In the first ever merger control prohibition decision by the Market Court in Finland, the proposed horisontal merger between two daily consumer goods wholesale businesses Kesko Corporation (“Kesko”) and Heinon Tukku Oy (“Heinon Tukku”) was prohibited on 17 February 2020.
The Finnish Competition and Consumer Authority (the “FCCA”) made a proposal to the Market Court on 18 November 2019 to prohibit the proposed acquisition of Heinon Tukku by Kesko. According to the FCCA’s proposal, which was upheld by the Market Court, the merger would significantly impede effective competition in the broadline distribution of groceries to foodservice customers.
Kesko is a major Finnish retailing conglomerate, and its Kespro business unit provides services for foodservice customers and is engaged in wholesale trade of daily consumer goods. Heinon Tukku is a daily consumer goods wholesale business whose main customers are active in the foodservice sector. Foodservice customers include for example restaurants, hotels, catering businesses, service stations and kiosks.
The FCCA opened an in-depth investigation into the merger on 17 June 2019, and the Market Court extended the processing times of the FCCA twice.
Kesko disputed the FCCA’s definition of the relevant product market and found the relevant market within which Kesko’s market power was assessed to be too narrow. According to the FCCA, both Kesko and Heinon Tukku are distributors offering a broad range of products and serving foodservice customers nationally. Two large and three smaller distributors operate in the same market as the parties, according to the FCCA. In addition to these distributors, a large number of smaller specialist suppliers are active in the supply of specific product categories. Undertakings manufacturing daily consumer goods also supply products to foodservice customers. In contrast with Kesko’s view, the FCCA found that the specialist suppliers and manufacturers did not impose a significant competitive constraint on the broadline distributors from whom customers procure most, approximately 70–80 percent, of their purchases. The FCCA’s investigation also indicated that prior to the merger, Kesko and Heinon Tukku have been competing closely for the same customers.
According to the FCCA, the merged entity would have a dominant position in the market for delivery sales by broadline distributors to foodservice customers in Finland, and the merger would significantly impede effective competition by creating or strengthening such position. The FCCA found that the merged entity would have a market share of up to 60–70 percent in the relevant market. The FCCA, accordingly, concluded that Kesko would have been able to increase its prices to the detriment of foodservice customers and – eventually – consumers. The Market Court found that even by a conservative estimate, the combined market share of the parties (some 40-50%) would be significantly higher than the market shares of the largest competitors. On this basis, the merger would either create a dominant market position or significantly impede effective competition within the meaning of the Competition Act.

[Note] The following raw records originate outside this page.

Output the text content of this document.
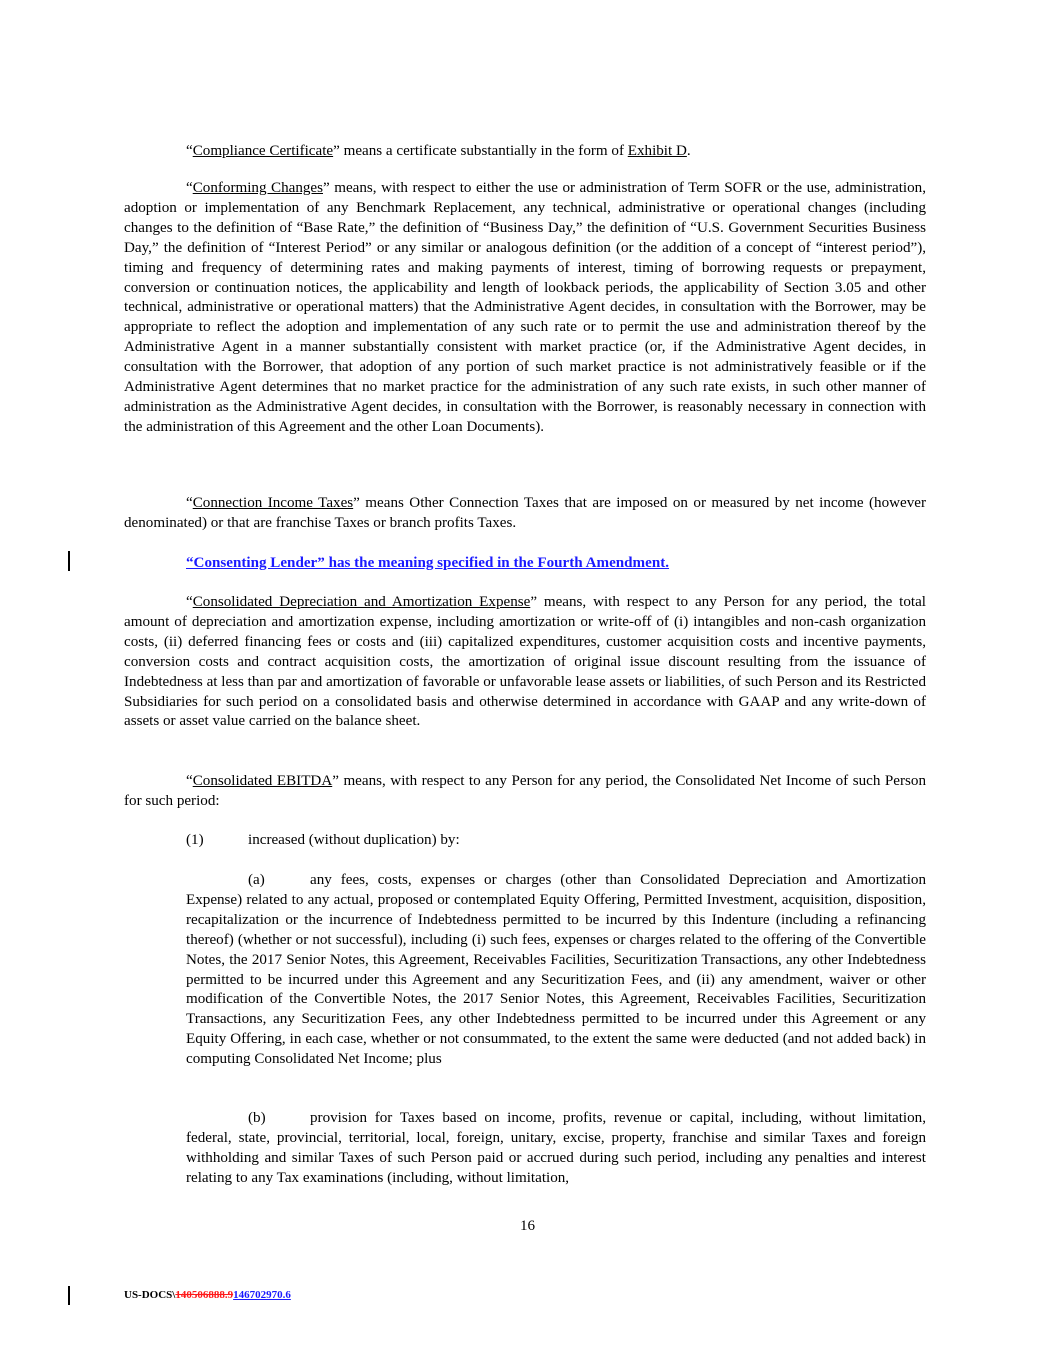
“Compliance Certificate” means a certificate substantially in the form of Exhibit D.

“Conforming Changes” means, with respect to either the use or administration of Term SOFR or the use, administration, adoption or implementation of any Benchmark Replacement, any technical, administrative or operational changes (including changes to the definition of “Base Rate,” the definition of “Business Day,” the definition of “U.S. Government Securities Business Day,” the definition of “Interest Period” or any similar or analogous definition (or the addition of a concept of “interest period”), timing and frequency of determining rates and making payments of interest, timing of borrowing requests or prepayment, conversion or continuation notices, the applicability and length of lookback periods, the applicability of Section 3.05 and other technical, administrative or operational matters) that the Administrative Agent decides, in consultation with the Borrower, may be appropriate to reflect the adoption and implementation of any such rate or to permit the use and administration thereof by the Administrative Agent in a manner substantially consistent with market practice (or, if the Administrative Agent decides, in consultation with the Borrower, that adoption of any portion of such market practice is not administratively feasible or if the Administrative Agent determines that no market practice for the administration of any such rate exists, in such other manner of administration as the Administrative Agent decides, in consultation with the Borrower, is reasonably necessary in connection with the administration of this Agreement and the other Loan Documents).

“Connection Income Taxes” means Other Connection Taxes that are imposed on or measured by net income (however denominated) or that are franchise Taxes or branch profits Taxes.

“Consenting Lender” has the meaning specified in the Fourth Amendment.

“Consolidated Depreciation and Amortization Expense” means, with respect to any Person for any period, the total amount of depreciation and amortization expense, including amortization or write-off of (i) intangibles and non-cash organization costs, (ii) deferred financing fees or costs and (iii) capitalized expenditures, customer acquisition costs and incentive payments, conversion costs and contract acquisition costs, the amortization of original issue discount resulting from the issuance of Indebtedness at less than par and amortization of favorable or unfavorable lease assets or liabilities, of such Person and its Restricted Subsidiaries for such period on a consolidated basis and otherwise determined in accordance with GAAP and any write-down of assets or asset value carried on the balance sheet.

“Consolidated EBITDA” means, with respect to any Person for any period, the Consolidated Net Income of such Person for such period:

(1)	increased (without duplication) by:

(a)	any fees, costs, expenses or charges (other than Consolidated Depreciation and Amortization Expense) related to any actual, proposed or contemplated Equity Offering, Permitted Investment, acquisition, disposition, recapitalization or the incurrence of Indebtedness permitted to be incurred by this Indenture (including a refinancing thereof) (whether or not successful), including (i) such fees, expenses or charges related to the offering of the Convertible Notes, the 2017 Senior Notes, this Agreement, Receivables Facilities, Securitization Transactions, any other Indebtedness permitted to be incurred under this Agreement and any Securitization Fees, and (ii) any amendment, waiver or other modification of the Convertible Notes, the 2017 Senior Notes, this Agreement, Receivables Facilities, Securitization Transactions, any Securitization Fees, any other Indebtedness permitted to be incurred under this Agreement or any Equity Offering, in each case, whether or not consummated, to the extent the same were deducted (and not added back) in computing Consolidated Net Income; plus

(b)	provision for Taxes based on income, profits, revenue or capital, including, without limitation, federal, state, provincial, territorial, local, foreign, unitary, excise, property, franchise and similar Taxes and foreign withholding and similar Taxes of such Person paid or accrued during such period, including any penalties and interest relating to any Tax examinations (including, without limitation,

16
US-DOCS\140506888.9146702970.6
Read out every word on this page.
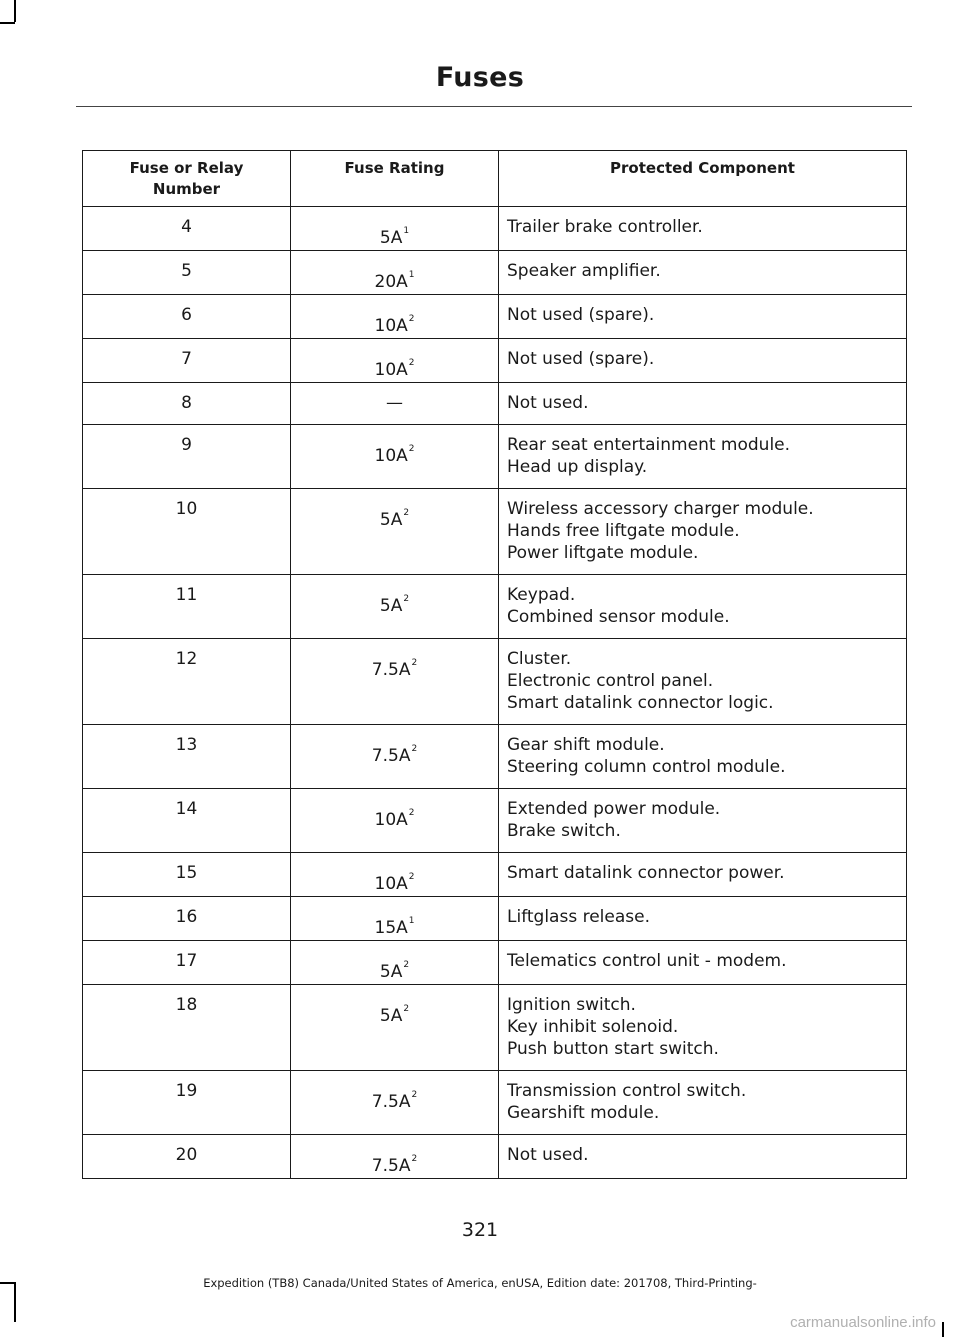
Fuses
Fuse or Relay Number	Fuse Rating	Protected Component
4	$5A^1$	Trailer brake controller.

5	$20A^1$	Speaker amplifier.

6	$10A^2$	Not used (spare).

7	$10A^2$	Not used (spare).

8	—	Not used.

9	$10A^2$	Rear seat entertainment module.
Head up display.

10	$5A^2$	Wireless accessory charger module.
Hands free liftgate module.
Power liftgate module.

11	$5A^2$	Keypad.
Combined sensor module.

12	$7.5A^2$	Cluster.
Electronic control panel.
Smart datalink connector logic.

13	$7.5A^2$	Gear shift module.
Steering column control module.

14	$10A^2$	Extended power module.
Brake switch.

15	$10A^2$	Smart datalink connector power.

16	$15A^1$	Liftglass release.

17	$5A^2$	Telematics control unit - modem.

18	$5A^2$	Ignition switch.
Key inhibit solenoid.
Push button start switch.

19	$7.5A^2$	Transmission control switch.
Gearshift module.

20	$7.5A^2$	Not used.
321
Expedition (TB8) Canada/United States of America, enUSA, Edition date: 201708, Third-Printing-
carmanualsonline.info
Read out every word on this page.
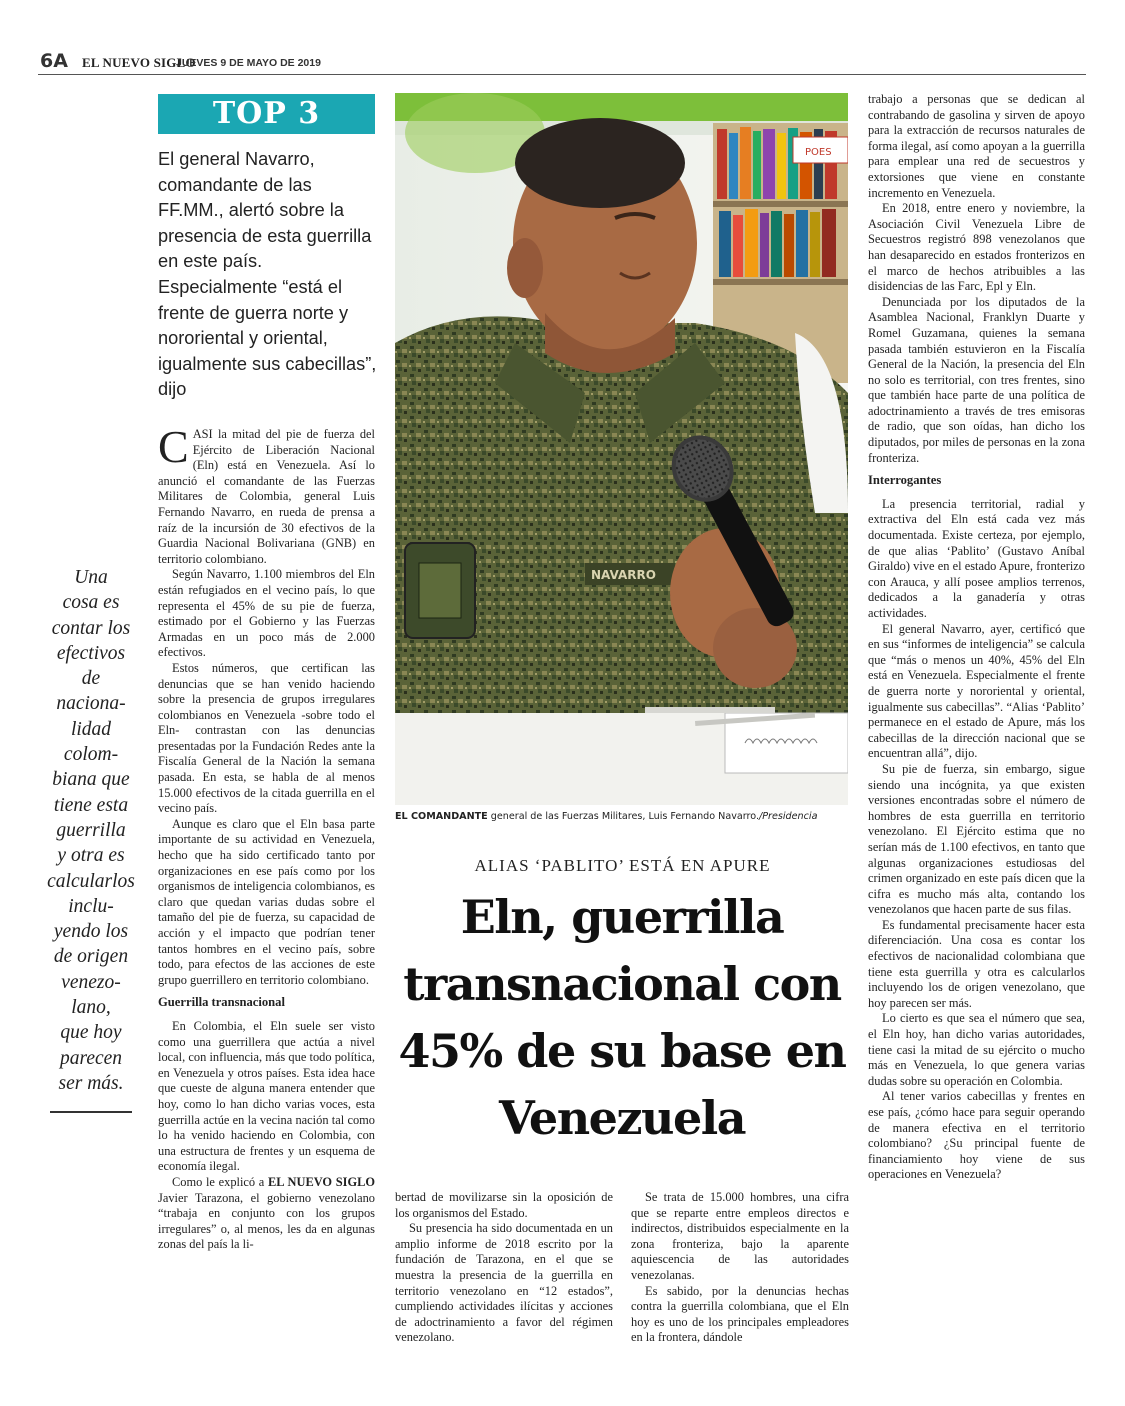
6A EL NUEVO SIGLO
JUEVES 9 DE MAYO DE 2019
TOP 3

El general Navarro, comandante de las FF.MM., alertó sobre la presencia de esta guerrilla en este país. Especialmente “está el frente de guerra norte y nororiental y oriental, igualmente sus cabecillas”, dijo

Una
cosa es
contar los
efectivos
de
naciona-
lidad
colom-
biana que
tiene esta
guerrilla
y otra es
calcularlos
inclu-
yendo los
de origen
venezo-
lano,
que hoy
parecen
ser más.

CASI la mitad del pie de fuerza del Ejército de Liberación Nacional (Eln) está en Venezuela. Así lo anunció el comandante de las Fuerzas Militares de Colombia, general Luis Fernando Navarro, en rueda de prensa a raíz de la incursión de 30 efectivos de la Guardia Nacional Bolivariana (GNB) en territorio colombiano.

Según Navarro, 1.100 miembros del Eln están refugiados en el vecino país, lo que representa el 45% de su pie de fuerza, estimado por el Gobierno y las Fuerzas Armadas en un poco más de 2.000 efectivos.

Estos números, que certifican las denuncias que se han venido haciendo sobre la presencia de grupos irregulares colombianos en Venezuela -sobre todo el Eln- contrastan con las denuncias presentadas por la Fundación Redes ante la Fiscalía General de la Nación la semana pasada. En esta, se habla de al menos 15.000 efectivos de la citada guerrilla en el vecino país.

Aunque es claro que el Eln basa parte importante de su actividad en Venezuela, hecho que ha sido certificado tanto por organizaciones en ese país como por los organismos de inteligencia colombianos, es claro que quedan varias dudas sobre el tamaño del pie de fuerza, su capacidad de acción y el impacto que podrían tener tantos hombres en el vecino país, sobre todo, para efectos de las acciones de este grupo guerrillero en territorio colombiano.

Guerrilla transnacional

En Colombia, el Eln suele ser visto como una guerrillera que actúa a nivel local, con influencia, más que todo política, en Venezuela y otros países. Esta idea hace que cueste de alguna manera entender que hoy, como lo han dicho varias voces, esta guerrilla actúe en la vecina nación tal como lo ha venido haciendo en Colombia, con una estructura de frentes y un esquema de economía ilegal.

Como le explicó a EL NUEVO SIGLO Javier Tarazona, el gobierno venezolano “trabaja en conjunto con los grupos irregulares” o, al menos, les da en algunas zonas del país la li-

POES
NAVARRO
EL COMANDANTE general de las Fuerzas Militares, Luis Fernando Navarro./Presidencia
ALIAS ‘PABLITO’ ESTÁ EN APURE
Eln, guerrilla transnacional con 45% de su base en Venezuela

bertad de movilizarse sin la oposición de los organismos del Estado.

Su presencia ha sido documentada en un amplio informe de 2018 escrito por la fundación de Tarazona, en el que se muestra la presencia de la guerrilla en territorio venezolano en “12 estados”, cumpliendo actividades ilícitas y acciones de adoctrinamiento a favor del régimen venezolano.

Se trata de 15.000 hombres, una cifra que se reparte entre empleos directos e indirectos, distribuidos especialmente en la zona fronteriza, bajo la aparente aquiescencia de las autoridades venezolanas.

Es sabido, por la denuncias hechas contra la guerrilla colombiana, que el Eln hoy es uno de los principales empleadores en la frontera, dándole

trabajo a personas que se dedican al contrabando de gasolina y sirven de apoyo para la extracción de recursos naturales de forma ilegal, así como apoyan a la guerrilla para emplear una red de secuestros y extorsiones que viene en constante incremento en Venezuela.

En 2018, entre enero y noviembre, la Asociación Civil Venezuela Libre de Secuestros registró 898 venezolanos que han desaparecido en estados fronterizos en el marco de hechos atribuibles a las disidencias de las Farc, Epl y Eln.

Denunciada por los diputados de la Asamblea Nacional, Franklyn Duarte y Romel Guzamana, quienes la semana pasada también estuvieron en la Fiscalía General de la Nación, la presencia del Eln no solo es territorial, con tres frentes, sino que también hace parte de una política de adoctrinamiento a través de tres emisoras de radio, que son oídas, han dicho los diputados, por miles de personas en la zona fronteriza.

Interrogantes

La presencia territorial, radial y extractiva del Eln está cada vez más documentada. Existe certeza, por ejemplo, de que alias ‘Pablito’ (Gustavo Aníbal Giraldo) vive en el estado Apure, fronterizo con Arauca, y allí posee amplios terrenos, dedicados a la ganadería y otras actividades.

El general Navarro, ayer, certificó que en sus “informes de inteligencia” se calcula que “más o menos un 40%, 45% del Eln está en Venezuela. Especialmente el frente de guerra norte y nororiental y oriental, igualmente sus cabecillas”. “Alias ‘Pablito’ permanece en el estado de Apure, más los cabecillas de la dirección nacional que se encuentran allá”, dijo.

Su pie de fuerza, sin embargo, sigue siendo una incógnita, ya que existen versiones encontradas sobre el número de hombres de esta guerrilla en territorio venezolano. El Ejército estima que no serían más de 1.100 efectivos, en tanto que algunas organizaciones estudiosas del crimen organizado en este país dicen que la cifra es mucho más alta, contando los venezolanos que hacen parte de sus filas.

Es fundamental precisamente hacer esta diferenciación. Una cosa es contar los efectivos de nacionalidad colombiana que tiene esta guerrilla y otra es calcularlos incluyendo los de origen venezolano, que hoy parecen ser más.

Lo cierto es que sea el número que sea, el Eln hoy, han dicho varias autoridades, tiene casi la mitad de su ejército o mucho más en Venezuela, lo que genera varias dudas sobre su operación en Colombia.

Al tener varios cabecillas y frentes en ese país, ¿cómo hace para seguir operando de manera efectiva en el territorio colombiano? ¿Su principal fuente de financiamiento hoy viene de sus operaciones en Venezuela?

The FCCA and the Market Court concluded that the remedies submitted by Kesko were insufficient and found that the proposal to prohibit the merger was the only option available. Kesko did not offer any structural remedies, such as divestments, but only certain behavioural remedies relating to pricing and transport arrangements to alleviate the competition concerns identified by the FCCA.
The decision is notable, since this is the first prohibition decision based on only the fourth prohibition proposal by the FCCA since the introduction of the merger control regime in Finland in 1998. In other cases, the mergers which have been proposed by the FCCA to be prohibited have eventually been approved conditionally by the Market Court (some mergers have also been abandoned by the parties in whole or in part).
The decision by the Market Court may be appealed to the Supreme Administrative Court. Kesko has publicly announced that it is considering an appeal.